158/暗闇の中で繋ぐお互いのアカリ(第七話・了)

  ◇◇◇


「お待たせ。って、百色ちゃんは?」


 しばらくするとアスミが戻って来た。ジョーとしてもまだ気持ちがフワフワしていたので、こう応えておくに留めた。


「還っていった」

「そう。もう夜だものね。百色ちゃんもお疲れ様だったわね。こっちは、思ってたより楽しかった福引の特賞で面白かったけど」

「アスミ」


 宙へと煌めきながら登っていった百色ちゃんを見て湧き出してきたことがあったので、伝える。


「今朝言ってた本の題名、思い出した。『宇宙のみなしご』だ」

「おおっ。ソレっぽいわね。深夜に、家の屋根の上から夜空を見るシーンが、印象に残ってるのよね」

「作者名は、と」


 スマートフォンで検索しようとしたジョーの手に触れて、アスミはジョーの動作を制した。


「今すぐ、全てを明らかにしなくてもイイわ」

「そうか? 読みたかったんじゃないのか?」

「今度、図書館に行って探してみる。昔、実際に私達が読んでた本の現物が、まだあるかもしれないし」

「なるほど、あるかもな。色褪せてそうだけど、図書館だしな」


 やがてどちらからと言うでもなく、ジョーとアスミは堤防の舗装道を、家路へと歩き始めた。


「アスミ」

「何?」

「浴衣姿、可愛かった」

「バカ」


 川の流れに沿って、並んで歩くジョーとアスミを、星空だけが見ていた。


 ベガとアルタイルが印象的な夜空の下。二人で共有した記憶という光を標に歩いて行く先に、何が待っているのか、まだ分からないけれど。

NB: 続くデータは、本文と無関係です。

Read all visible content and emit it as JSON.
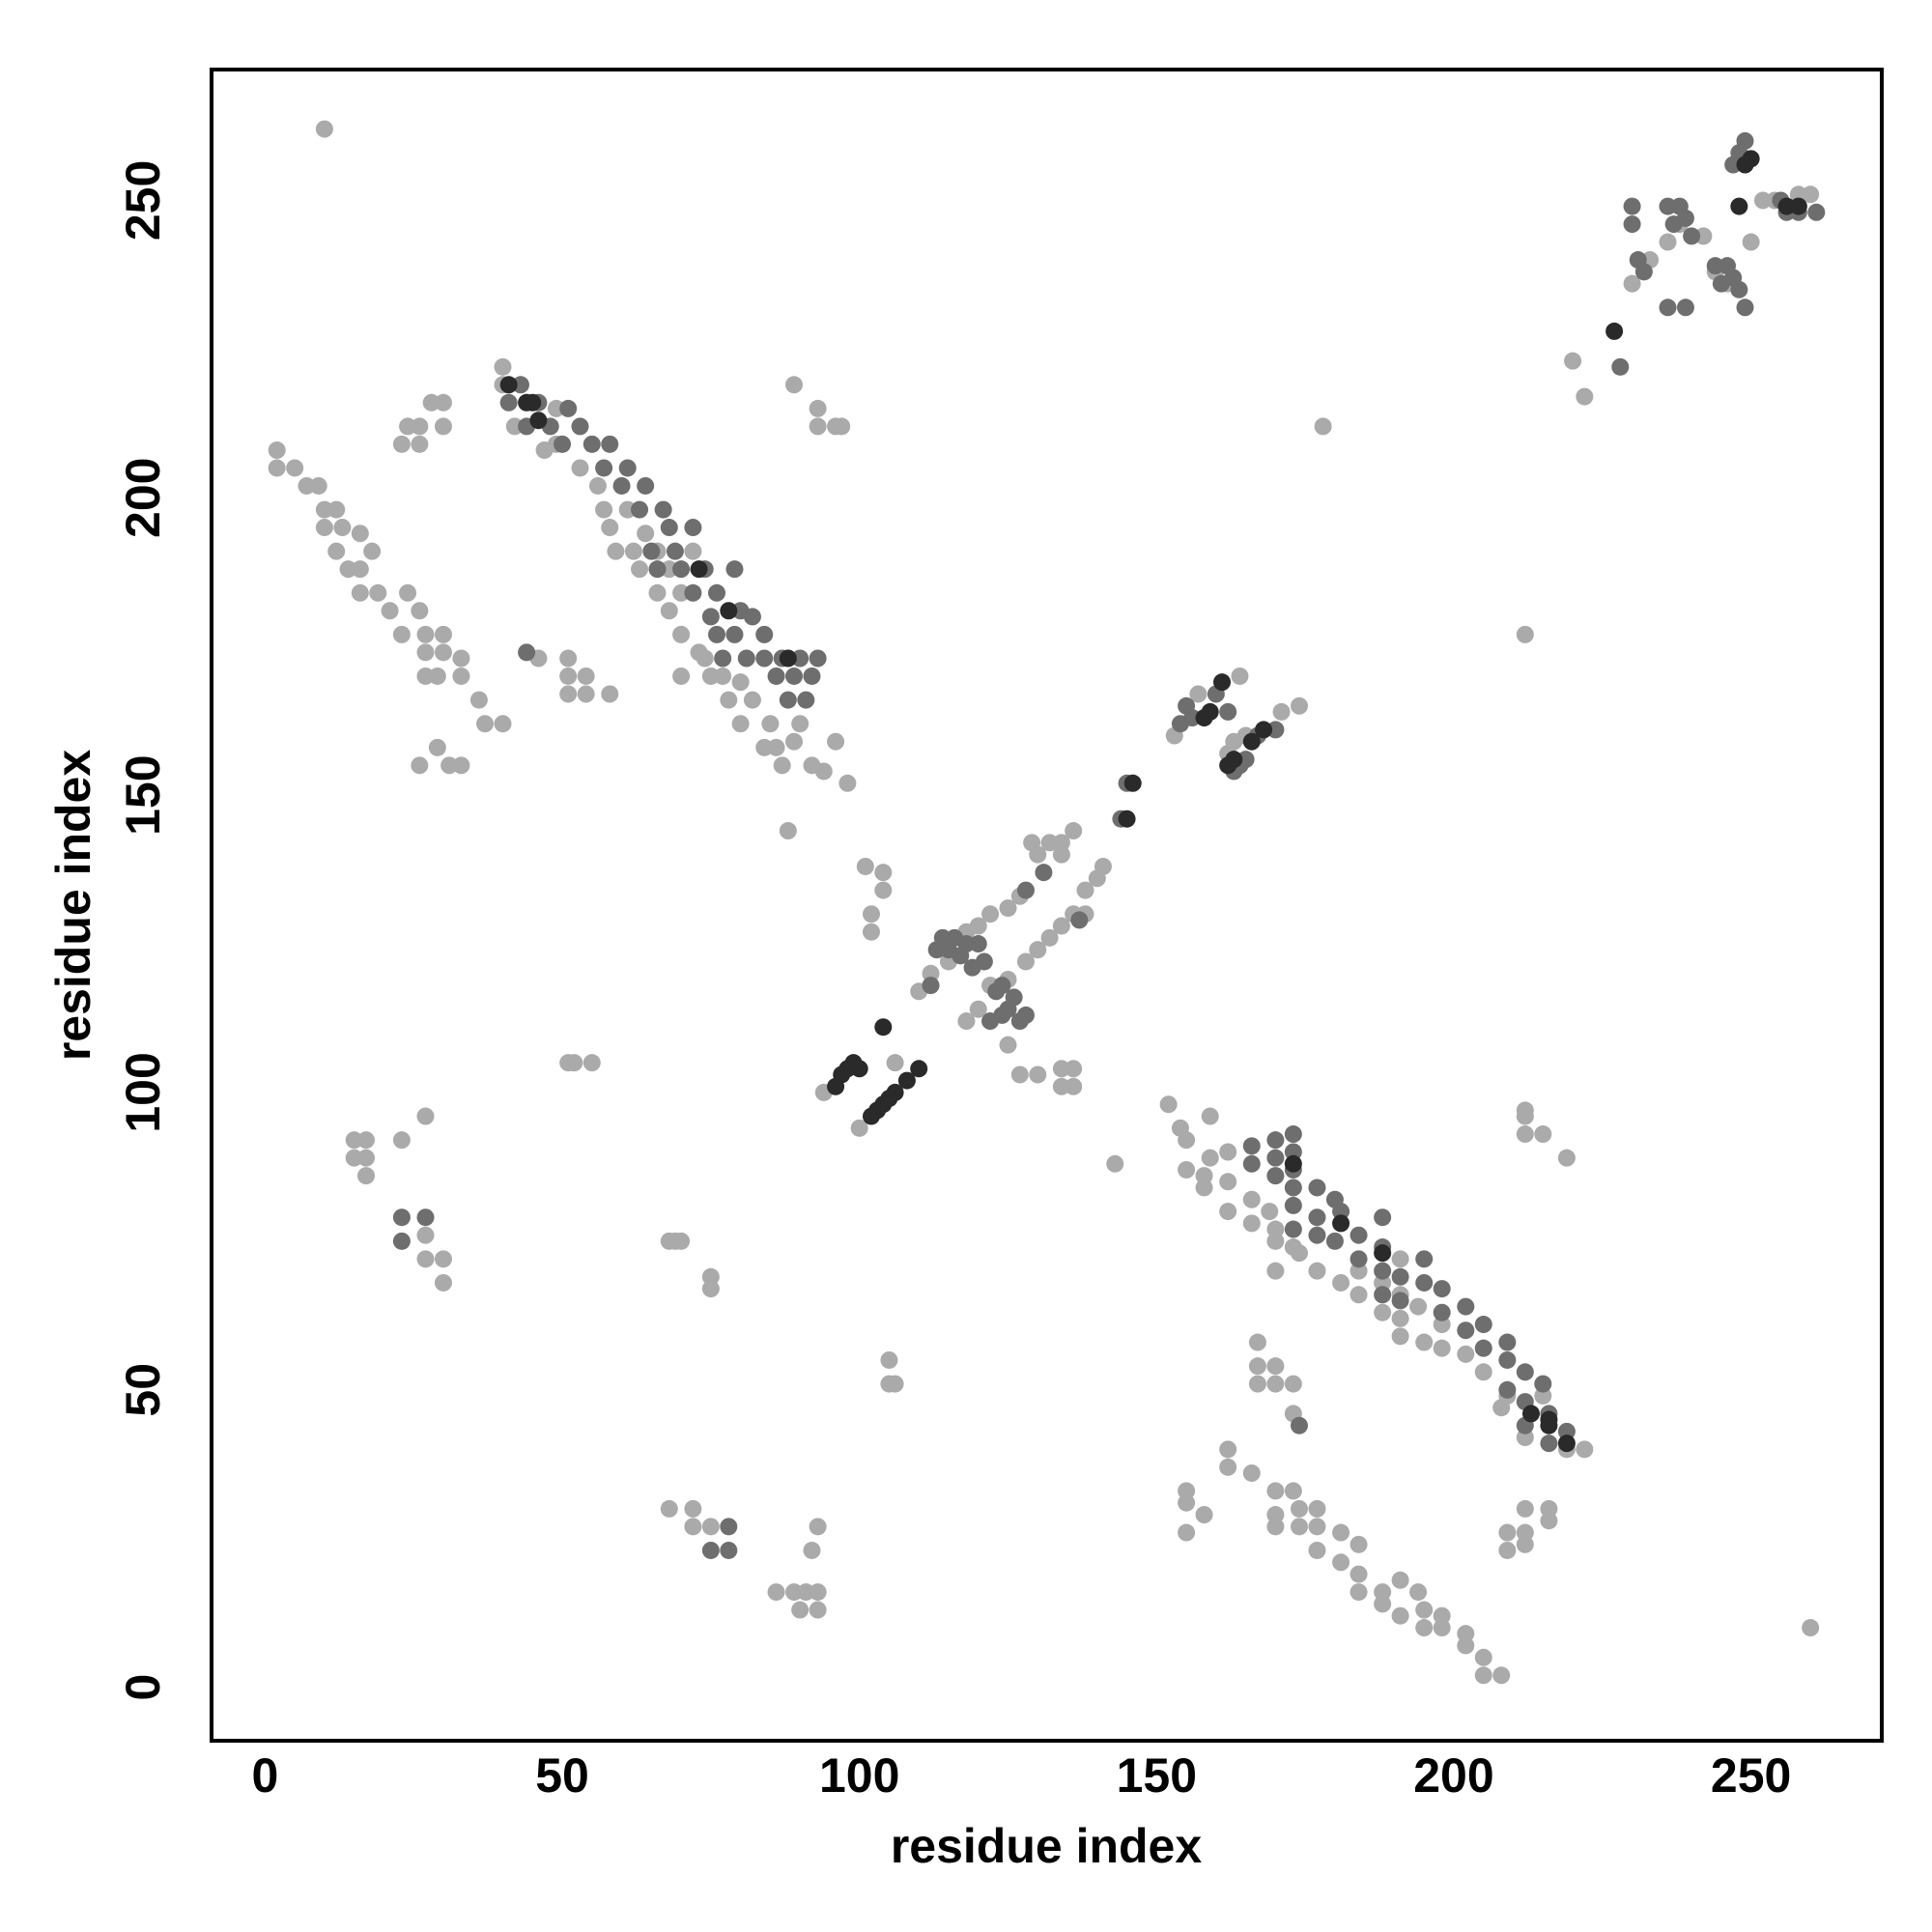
{
  "chart_data": {
    "type": "scatter",
    "xlabel": "residue index",
    "ylabel": "residue index",
    "xlim": [
      -9,
      272
    ],
    "ylim": [
      -9,
      272
    ],
    "xticks": [
      0,
      50,
      100,
      150,
      200,
      250
    ],
    "yticks": [
      0,
      50,
      100,
      150,
      200,
      250
    ],
    "grid": false,
    "series": [
      {
        "color": "#aaaaaa",
        "x": [
          2,
          2,
          5,
          7,
          9,
          10,
          10,
          12,
          12,
          13,
          14,
          16,
          16,
          16,
          18,
          19,
          21,
          23,
          24,
          26,
          27,
          27,
          27,
          29,
          30,
          30,
          33,
          33,
          36,
          37,
          40,
          26,
          29,
          31,
          33,
          26,
          28,
          30,
          23,
          24,
          30,
          26,
          208,
          205,
          205,
          202,
          202,
          198,
          195,
          198,
          191,
          195,
          188,
          194,
          188,
          184,
          191,
          184,
          181,
          177,
          184,
          181,
          177,
          174,
          170,
          170,
          177,
          174,
          173,
          170,
          166,
          162,
          162,
          155,
          158,
          155,
          155,
          212,
          216,
          212,
          209,
          212,
          216,
          209,
          40,
          40,
          42,
          47,
          49,
          49,
          53,
          56,
          57,
          58,
          59,
          61,
          62,
          63,
          64,
          66,
          66,
          68,
          68,
          70,
          70,
          70,
          72,
          73,
          74,
          75,
          77,
          78,
          80,
          80,
          82,
          84,
          85,
          86,
          87,
          89,
          90,
          92,
          94,
          96,
          98,
          46,
          51,
          51,
          51,
          54,
          54,
          58,
          89,
          93,
          93,
          96,
          97,
          222,
          219,
          212,
          208,
          209,
          215,
          205,
          202,
          198,
          195,
          191,
          198,
          191,
          188,
          194,
          184,
          191,
          181,
          188,
          184,
          177,
          170,
          191,
          174,
          173,
          170,
          170,
          166,
          169,
          162,
          166,
          158,
          162,
          158,
          155,
          159,
          162,
          155,
          154,
          159,
          152,
          173,
          173,
          170,
          167,
          167,
          170,
          167,
          219,
          215,
          212,
          212,
          212,
          94,
          100,
          106,
          110,
          112,
          115,
          118,
          120,
          122,
          125,
          127,
          130,
          132,
          134,
          136,
          118,
          120,
          122,
          125,
          128,
          130,
          132,
          134,
          136,
          138,
          140,
          141,
          138,
          134,
          129,
          153,
          157,
          164,
          171,
          174,
          101,
          104,
          104,
          102,
          102,
          125,
          127,
          130,
          134,
          134,
          136,
          136,
          143,
          88,
          15,
          17,
          15,
          17,
          17,
          23,
          27,
          27,
          30,
          27,
          30,
          68,
          69,
          70,
          75,
          75,
          105,
          106,
          105,
          51,
          52,
          55,
          68,
          72,
          72,
          75,
          93,
          92,
          86,
          89,
          91,
          93,
          90,
          93,
          178,
          220,
          222,
          212,
          10,
          260,
          230,
          233,
          236,
          238,
          242,
          244,
          246,
          250,
          252,
          254,
          258,
          260,
          162,
          163,
          165
        ],
        "values": [
          208,
          205,
          205,
          202,
          202,
          198,
          195,
          198,
          191,
          195,
          188,
          194,
          188,
          184,
          191,
          184,
          181,
          177,
          184,
          181,
          177,
          174,
          170,
          170,
          177,
          174,
          173,
          170,
          166,
          162,
          162,
          155,
          158,
          155,
          155,
          212,
          216,
          212,
          209,
          212,
          216,
          209,
          2,
          2,
          5,
          7,
          9,
          10,
          10,
          12,
          12,
          13,
          14,
          16,
          16,
          16,
          18,
          19,
          21,
          23,
          24,
          26,
          27,
          27,
          27,
          29,
          30,
          30,
          33,
          33,
          36,
          37,
          40,
          26,
          29,
          31,
          33,
          26,
          28,
          30,
          23,
          24,
          30,
          26,
          222,
          219,
          212,
          208,
          209,
          215,
          205,
          202,
          198,
          195,
          191,
          198,
          191,
          188,
          194,
          184,
          191,
          181,
          188,
          184,
          177,
          170,
          191,
          174,
          173,
          170,
          170,
          166,
          169,
          162,
          166,
          158,
          162,
          158,
          155,
          159,
          162,
          155,
          154,
          159,
          152,
          173,
          173,
          170,
          167,
          167,
          170,
          167,
          219,
          215,
          212,
          212,
          212,
          40,
          40,
          42,
          47,
          49,
          49,
          53,
          56,
          57,
          58,
          59,
          61,
          62,
          63,
          64,
          66,
          66,
          68,
          68,
          70,
          70,
          70,
          72,
          73,
          74,
          75,
          77,
          78,
          80,
          80,
          82,
          84,
          85,
          86,
          87,
          89,
          90,
          92,
          94,
          96,
          98,
          46,
          51,
          51,
          51,
          54,
          54,
          58,
          89,
          93,
          93,
          96,
          97,
          100,
          94,
          105,
          117,
          120,
          122,
          127,
          128,
          130,
          131,
          133,
          140,
          142,
          142,
          144,
          112,
          114,
          118,
          119,
          122,
          124,
          126,
          128,
          130,
          134,
          136,
          138,
          130,
          140,
          142,
          160,
          167,
          170,
          164,
          165,
          138,
          137,
          134,
          130,
          127,
          108,
          103,
          103,
          104,
          101,
          101,
          104,
          88,
          144,
          92,
          92,
          89,
          89,
          86,
          92,
          96,
          76,
          72,
          72,
          68,
          75,
          75,
          75,
          69,
          67,
          55,
          51,
          51,
          105,
          105,
          105,
          30,
          30,
          27,
          27,
          27,
          23,
          16,
          16,
          16,
          16,
          13,
          13,
          212,
          223,
          217,
          177,
          262,
          10,
          236,
          240,
          243,
          246,
          244,
          238,
          236,
          243,
          250,
          250,
          251,
          251,
          157,
          159,
          160
        ]
      },
      {
        "color": "#6e6e6e",
        "x": [
          41,
          43,
          44,
          46,
          48,
          50,
          51,
          53,
          55,
          57,
          58,
          60,
          61,
          63,
          64,
          65,
          66,
          67,
          68,
          69,
          70,
          72,
          72,
          74,
          75,
          76,
          76,
          77,
          79,
          79,
          80,
          81,
          82,
          84,
          84,
          86,
          87,
          88,
          89,
          90,
          91,
          92,
          93,
          44,
          216,
          219,
          212,
          216,
          212,
          209,
          215,
          212,
          209,
          205,
          209,
          202,
          205,
          198,
          202,
          191,
          188,
          198,
          195,
          191,
          188,
          184,
          195,
          188,
          180,
          184,
          177,
          173,
          188,
          177,
          181,
          173,
          180,
          177,
          173,
          170,
          173,
          166,
          170,
          173,
          166,
          170,
          173,
          174,
          112,
          113,
          114,
          115,
          116,
          117,
          118,
          119,
          120,
          121,
          122,
          124,
          125,
          126,
          127,
          128,
          123,
          124,
          128,
          131,
          137,
          144,
          145,
          154,
          155,
          156,
          160,
          162,
          163,
          164,
          165,
          167,
          170,
          23,
          27,
          23,
          78,
          78,
          75,
          230,
          230,
          231,
          232,
          236,
          237,
          238,
          239,
          240,
          236,
          239,
          244,
          245,
          246,
          247,
          248,
          249,
          248,
          247,
          249,
          255,
          256,
          258,
          261,
          228
        ],
        "values": [
          216,
          219,
          212,
          216,
          212,
          209,
          215,
          212,
          209,
          205,
          209,
          202,
          205,
          198,
          202,
          191,
          188,
          198,
          195,
          191,
          188,
          184,
          195,
          188,
          180,
          184,
          177,
          173,
          188,
          177,
          181,
          173,
          180,
          177,
          173,
          170,
          173,
          166,
          170,
          173,
          166,
          170,
          173,
          174,
          41,
          43,
          44,
          46,
          48,
          50,
          51,
          53,
          55,
          57,
          58,
          60,
          61,
          63,
          64,
          65,
          66,
          67,
          68,
          69,
          70,
          72,
          72,
          74,
          75,
          76,
          76,
          77,
          79,
          79,
          80,
          81,
          82,
          84,
          84,
          86,
          87,
          88,
          89,
          90,
          91,
          92,
          93,
          44,
          118,
          124,
          126,
          124,
          126,
          123,
          125,
          121,
          125,
          122,
          112,
          113,
          114,
          116,
          112,
          113,
          117,
          118,
          134,
          137,
          129,
          146,
          152,
          162,
          165,
          163,
          167,
          164,
          154,
          155,
          156,
          160,
          161,
          79,
          79,
          75,
          27,
          23,
          23,
          249,
          246,
          240,
          238,
          249,
          246,
          249,
          247,
          244,
          232,
          232,
          239,
          236,
          239,
          237,
          235,
          232,
          258,
          256,
          260,
          250,
          248,
          248,
          248,
          222
        ]
      },
      {
        "color": "#2a2a2a",
        "x": [
          41,
          44,
          46,
          45,
          73,
          78,
          88,
          219,
          216,
          213,
          216,
          188,
          181,
          173,
          96,
          97,
          98,
          99,
          100,
          102,
          103,
          104,
          105,
          104,
          106,
          108,
          110,
          145,
          146,
          158,
          159,
          162,
          163,
          161,
          166,
          168,
          249,
          250,
          248,
          256,
          258,
          227
        ],
        "values": [
          219,
          216,
          213,
          216,
          188,
          181,
          173,
          41,
          44,
          46,
          45,
          73,
          78,
          88,
          101,
          103,
          104,
          105,
          104,
          96,
          97,
          98,
          99,
          111,
          100,
          102,
          104,
          146,
          152,
          163,
          164,
          155,
          156,
          169,
          159,
          161,
          256,
          257,
          249,
          249,
          249,
          228
        ]
      }
    ]
  }
}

 広大なる宇宙そらの下で。みなしごめいた自分って小さな光の頼りなさに不安になるけれど、隣に、丁寧に自分を見てくれている光がもう一つあると、ちょっとだけ勇気が湧いてくる。


 だから、七夕の今日という日の終わりに願い事一つ。


 できることなら、暗闇の中で繋ぐお互いのアカリ、ずっと続いていきますように。